GLP Enzyme Genotoxicity Studies

Project Description

Contract Toxicology Laboratory needed for 2 GLP genotoxicity studies , performed on 6 enzymes:
OECD TG 471 (2020a)
OECD TG 487 (2016a)
These tests need to be performed according to GLP. For OECD TG471 (2020a), we require the following amended protocol:
-Except for the treatment of bacteria, the methodology and the reagents (medium, metabolic activation system (S9 mix), preparation of test item, solvents, culture conditions, choice of doses, etc.) are the same as those used for the 'plate incorporation' or 'pre-incubation' Ames test (OECD guideline 471).

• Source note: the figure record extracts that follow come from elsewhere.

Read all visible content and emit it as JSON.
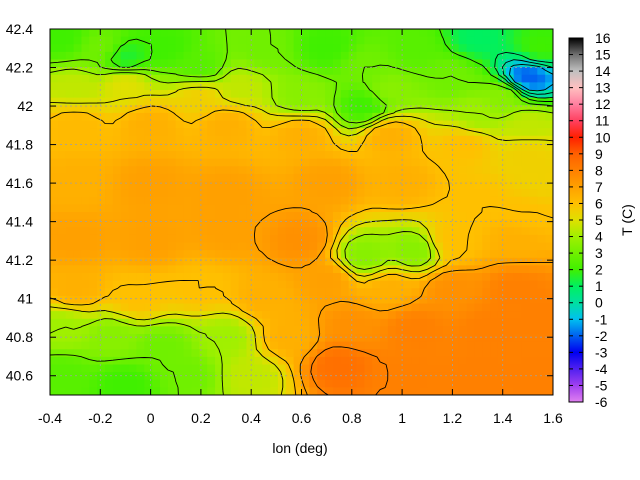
{
  "chart_data": {
    "type": "heatmap",
    "title": "",
    "xlabel": "lon (deg)",
    "ylabel": "",
    "colorbar_label": "T (C)",
    "xlim": [
      -0.4,
      1.6
    ],
    "ylim": [
      40.5,
      42.4
    ],
    "x_ticks": [
      -0.4,
      -0.2,
      0,
      0.2,
      0.4,
      0.6,
      0.8,
      1,
      1.2,
      1.4,
      1.6
    ],
    "x_tick_labels": [
      "-0.4",
      "-0.2",
      "0",
      "0.2",
      "0.4",
      "0.6",
      "0.8",
      "1",
      "1.2",
      "1.4",
      "1.6"
    ],
    "y_ticks": [
      40.6,
      40.8,
      41,
      41.2,
      41.4,
      41.6,
      41.8,
      42,
      42.2,
      42.4
    ],
    "y_tick_labels": [
      "40.6",
      "40.8",
      "41",
      "41.2",
      "41.4",
      "41.6",
      "41.8",
      "42",
      "42.2",
      "42.4"
    ],
    "colorbar_range": [
      -6,
      16
    ],
    "colorbar_ticks": [
      -6,
      -5,
      -4,
      -3,
      -2,
      -1,
      0,
      1,
      2,
      3,
      4,
      5,
      6,
      7,
      8,
      9,
      10,
      11,
      12,
      13,
      14,
      15,
      16
    ],
    "colorbar_tick_labels": [
      "-6",
      "-5",
      "-4",
      "-3",
      "-2",
      "-1",
      "0",
      "1",
      "2",
      "3",
      "4",
      "5",
      "6",
      "7",
      "8",
      "9",
      "10",
      "11",
      "12",
      "13",
      "14",
      "15",
      "16"
    ],
    "colormap_stops": [
      {
        "value": -6,
        "color": "#e080f0"
      },
      {
        "value": -5,
        "color": "#a040f0"
      },
      {
        "value": -3,
        "color": "#0000f0"
      },
      {
        "value": -1,
        "color": "#00c0f0"
      },
      {
        "value": 0,
        "color": "#00e0a0"
      },
      {
        "value": 1,
        "color": "#00f060"
      },
      {
        "value": 2,
        "color": "#40f000"
      },
      {
        "value": 4,
        "color": "#a0f000"
      },
      {
        "value": 5,
        "color": "#e0e000"
      },
      {
        "value": 6,
        "color": "#ffc000"
      },
      {
        "value": 8,
        "color": "#ff8000"
      },
      {
        "value": 9,
        "color": "#ff6000"
      },
      {
        "value": 10,
        "color": "#ff2000"
      },
      {
        "value": 11,
        "color": "#ff4060"
      },
      {
        "value": 12,
        "color": "#ff80a0"
      },
      {
        "value": 13,
        "color": "#ffc0c0"
      },
      {
        "value": 14,
        "color": "#c0c0c0"
      },
      {
        "value": 15,
        "color": "#707070"
      },
      {
        "value": 16,
        "color": "#000000"
      }
    ],
    "grid": true,
    "contours": true,
    "field_points": [
      {
        "lon": -0.35,
        "lat": 42.35,
        "t": 2
      },
      {
        "lon": -0.2,
        "lat": 42.3,
        "t": 3
      },
      {
        "lon": -0.1,
        "lat": 42.25,
        "t": 1.5
      },
      {
        "lon": 0.05,
        "lat": 42.3,
        "t": 2
      },
      {
        "lon": 0.2,
        "lat": 42.2,
        "t": 2.5
      },
      {
        "lon": 0.45,
        "lat": 42.3,
        "t": 3
      },
      {
        "lon": 0.7,
        "lat": 42.3,
        "t": 2
      },
      {
        "lon": 0.85,
        "lat": 42.2,
        "t": 3
      },
      {
        "lon": 1.05,
        "lat": 42.3,
        "t": 2.5
      },
      {
        "lon": 1.2,
        "lat": 42.15,
        "t": 3
      },
      {
        "lon": 1.3,
        "lat": 42.35,
        "t": 1
      },
      {
        "lon": 1.55,
        "lat": 42.3,
        "t": 2
      },
      {
        "lon": 1.5,
        "lat": 42.15,
        "t": -2
      },
      {
        "lon": 1.4,
        "lat": 42.05,
        "t": 3.5
      },
      {
        "lon": 1.3,
        "lat": 41.95,
        "t": 4
      },
      {
        "lon": 1.5,
        "lat": 41.9,
        "t": 4.5
      },
      {
        "lon": 0.85,
        "lat": 42.0,
        "t": 2
      },
      {
        "lon": 0.95,
        "lat": 42.08,
        "t": 3.5
      },
      {
        "lon": 0.6,
        "lat": 42.05,
        "t": 3.5
      },
      {
        "lon": -0.3,
        "lat": 42.1,
        "t": 4.5
      },
      {
        "lon": -0.1,
        "lat": 42.12,
        "t": 5
      },
      {
        "lon": 0.2,
        "lat": 42.05,
        "t": 5.5
      },
      {
        "lon": 0.35,
        "lat": 42.1,
        "t": 4.5
      },
      {
        "lon": -0.3,
        "lat": 41.9,
        "t": 6.2
      },
      {
        "lon": 0.0,
        "lat": 41.9,
        "t": 6.5
      },
      {
        "lon": 0.3,
        "lat": 41.9,
        "t": 6.5
      },
      {
        "lon": 0.6,
        "lat": 41.85,
        "t": 6.5
      },
      {
        "lon": 0.95,
        "lat": 41.85,
        "t": 6.5
      },
      {
        "lon": 1.25,
        "lat": 41.8,
        "t": 6
      },
      {
        "lon": 1.5,
        "lat": 41.75,
        "t": 5.5
      },
      {
        "lon": 1.55,
        "lat": 41.6,
        "t": 5.5
      },
      {
        "lon": -0.3,
        "lat": 41.6,
        "t": 6.5
      },
      {
        "lon": 0.0,
        "lat": 41.6,
        "t": 7
      },
      {
        "lon": 0.3,
        "lat": 41.55,
        "t": 7
      },
      {
        "lon": 0.7,
        "lat": 41.6,
        "t": 7
      },
      {
        "lon": 1.0,
        "lat": 41.6,
        "t": 6.5
      },
      {
        "lon": 1.3,
        "lat": 41.5,
        "t": 6
      },
      {
        "lon": 1.5,
        "lat": 41.45,
        "t": 6
      },
      {
        "lon": -0.3,
        "lat": 41.3,
        "t": 7
      },
      {
        "lon": 0.0,
        "lat": 41.3,
        "t": 7
      },
      {
        "lon": 0.3,
        "lat": 41.35,
        "t": 7
      },
      {
        "lon": 0.6,
        "lat": 41.3,
        "t": 7.5
      },
      {
        "lon": 0.85,
        "lat": 41.22,
        "t": 3.5
      },
      {
        "lon": 1.05,
        "lat": 41.25,
        "t": 3.5
      },
      {
        "lon": 1.2,
        "lat": 41.3,
        "t": 6
      },
      {
        "lon": 1.45,
        "lat": 41.3,
        "t": 6.5
      },
      {
        "lon": -0.3,
        "lat": 41.05,
        "t": 6.5
      },
      {
        "lon": -0.05,
        "lat": 41.0,
        "t": 6
      },
      {
        "lon": 0.2,
        "lat": 41.05,
        "t": 6
      },
      {
        "lon": 0.45,
        "lat": 41.0,
        "t": 6.5
      },
      {
        "lon": 0.7,
        "lat": 41.1,
        "t": 7
      },
      {
        "lon": 0.95,
        "lat": 41.05,
        "t": 6.5
      },
      {
        "lon": 1.2,
        "lat": 41.05,
        "t": 7.5
      },
      {
        "lon": 1.45,
        "lat": 41.05,
        "t": 8
      },
      {
        "lon": -0.35,
        "lat": 40.85,
        "t": 4
      },
      {
        "lon": -0.15,
        "lat": 40.8,
        "t": 3.5
      },
      {
        "lon": 0.05,
        "lat": 40.75,
        "t": 3
      },
      {
        "lon": 0.3,
        "lat": 40.8,
        "t": 4
      },
      {
        "lon": 0.55,
        "lat": 40.8,
        "t": 6.5
      },
      {
        "lon": 0.8,
        "lat": 40.85,
        "t": 7.5
      },
      {
        "lon": 1.05,
        "lat": 40.85,
        "t": 8
      },
      {
        "lon": 1.35,
        "lat": 40.85,
        "t": 8
      },
      {
        "lon": 1.55,
        "lat": 40.9,
        "t": 8
      },
      {
        "lon": -0.35,
        "lat": 40.6,
        "t": 2.5
      },
      {
        "lon": -0.1,
        "lat": 40.55,
        "t": 2
      },
      {
        "lon": 0.15,
        "lat": 40.6,
        "t": 3
      },
      {
        "lon": 0.4,
        "lat": 40.6,
        "t": 4.5
      },
      {
        "lon": 0.75,
        "lat": 40.65,
        "t": 8.5
      },
      {
        "lon": 1.0,
        "lat": 40.6,
        "t": 8
      },
      {
        "lon": 1.3,
        "lat": 40.6,
        "t": 8
      },
      {
        "lon": 1.55,
        "lat": 40.6,
        "t": 8
      }
    ]
  }
}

-Treatment of the bacteria: A 0.5-mL aliquot of S9-mix or phosphate buffer 0.2 M pH 7.4 is combined with 0.1 mL late logarithmic phase bacterial culture in a sterile container. A 0.1-mL aliquot of the test solution containing the food enzyme is added. Bacteria and treatment are incubated for 90 min with shaking at 37°C. After the 90-min pre-incubation, a large volume (10-15 mL) of a wash solution of nutrient broth in phosphate-buffered saline is added and the washed bacteria are collected by centrifugation (e.g. at 2,000 g for 30 min). All but about 0.7-1 mL of the supernatant is removed and discarded, and the bacteria are re-suspended in the residual supernatant prior to mixing with the overlay agar and pouring onto the surface of a minimal agar plate (1.5% agar, Vogel-Bonner medium E, 2% glucose). In some cases, it is possible to perform a second washing of the bacteria. The plates are inverted and incubated at 37°C for 48-72 h. After the incubation period, the number of revertant colonies per plate is counted.
-Controls: Concurrent strain-specific positive and negative (solvent or vehicle) controls, both with and without metabolic activation, should be included in each assay. Positive control concentrations that demonstrate the effective performance of each assay should be included. Sterility control should be included in each experiment.